I hear about “white privilege” ALL the time, especially in recent events such as Mike Brown and Eric Garner. I accepted it as truth, but not as my reality – until today. We just finished reading Chimamanda Ngozi Adichie’s Americanah novel in my Understanding Africa course. Through talking about race relations in the United States, our professor shared a video from SALT and Dare To Be King.
This is the kind of video that anyone and everyone will have something to say about, whether they vocalize it or not. A hard hitting video that resonates with everyone – not really. The professor asks for our reactions and I comment on having this same discussion with my little brother; a burden I took on because my African-born parents still live in the “We’re African, NOT Black” mindset. A discussion I will go on and on about at another time.
It is a terribly AWFUL thing to even find it necessary to have this conversation with our young Black brothers and sisters.
I kept asking myself “Are we actually teaching young Black men to participare in their oppression? From my understanding of history, revolutionary change ONLY comes about after a person or group of people have been pushed so far past their threshold, the only way to be heard is to REVOLT. But wait, isn’t that what we’ve been trying to do? But wait- what is the difference between oppression and following the law?”

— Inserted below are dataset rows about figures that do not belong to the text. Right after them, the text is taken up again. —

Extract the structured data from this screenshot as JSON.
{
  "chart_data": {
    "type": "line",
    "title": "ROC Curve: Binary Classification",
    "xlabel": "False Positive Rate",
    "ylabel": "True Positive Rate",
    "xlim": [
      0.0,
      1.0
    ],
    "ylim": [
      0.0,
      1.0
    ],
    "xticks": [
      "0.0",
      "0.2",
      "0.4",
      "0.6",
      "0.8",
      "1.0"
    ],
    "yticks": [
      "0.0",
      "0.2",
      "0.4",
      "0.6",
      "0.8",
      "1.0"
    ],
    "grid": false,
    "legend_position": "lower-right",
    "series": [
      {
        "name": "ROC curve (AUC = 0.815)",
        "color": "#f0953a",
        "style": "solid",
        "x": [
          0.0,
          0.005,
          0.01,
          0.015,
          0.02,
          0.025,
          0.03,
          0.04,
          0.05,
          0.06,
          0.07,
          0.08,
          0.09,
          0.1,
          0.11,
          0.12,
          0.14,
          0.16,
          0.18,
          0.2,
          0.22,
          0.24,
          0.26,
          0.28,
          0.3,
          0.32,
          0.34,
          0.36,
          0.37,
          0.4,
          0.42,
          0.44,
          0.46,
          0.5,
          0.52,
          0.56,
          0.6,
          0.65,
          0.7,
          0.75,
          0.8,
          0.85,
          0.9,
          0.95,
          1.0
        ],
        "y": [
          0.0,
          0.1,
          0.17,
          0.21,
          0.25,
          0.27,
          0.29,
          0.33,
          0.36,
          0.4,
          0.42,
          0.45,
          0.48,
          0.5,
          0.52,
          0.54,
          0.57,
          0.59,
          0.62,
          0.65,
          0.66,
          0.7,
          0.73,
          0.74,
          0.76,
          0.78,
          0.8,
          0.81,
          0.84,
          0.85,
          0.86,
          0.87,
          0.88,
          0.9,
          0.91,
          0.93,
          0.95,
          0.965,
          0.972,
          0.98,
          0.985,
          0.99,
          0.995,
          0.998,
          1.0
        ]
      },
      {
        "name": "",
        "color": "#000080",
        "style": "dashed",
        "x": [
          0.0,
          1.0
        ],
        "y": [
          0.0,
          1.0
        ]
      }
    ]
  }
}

After my little battle with myself, others shared their opinions as well. A handful of people(who just happened to be white) said, and I don’t make this up – “I feel like that’s just common sense.” Just hearing that, something snapped. THAT’S IT! THAT’S THAT WHITE PRIVILEGE I KEEP HEARING ABOUT!”
What, to others, might be considered “common sense” is a luxury to several others – which in this case are people of color. For instance, the access to said “common sense” is education that isn’t easily accessible to all groups of people.
To understand a little bit what white privilege is, here is a scenario: it is like being a doctor writing down home remedies for a patient with cold and telling them to boil water and add lemon and honey to it. Meanwhile, you don’t know if they have access to clean drinking water, if they can access lemon and honey, or if they have coal to boil the water or a bot to boil it in. BUT assuming it is available to them because it is to you.
This is not to say that white people are terrible and all Black people are doomed whenever they encounter the police. BUT it does give some perspective on how some may view the world. Some Blacks may see cops as dangerously currupt citizens excused by the law and uniform, and others maybe see them as a safety net. But the bottom line is this: Although the rules are generic, SOMETIMES, terms and conditions and skin color may apply.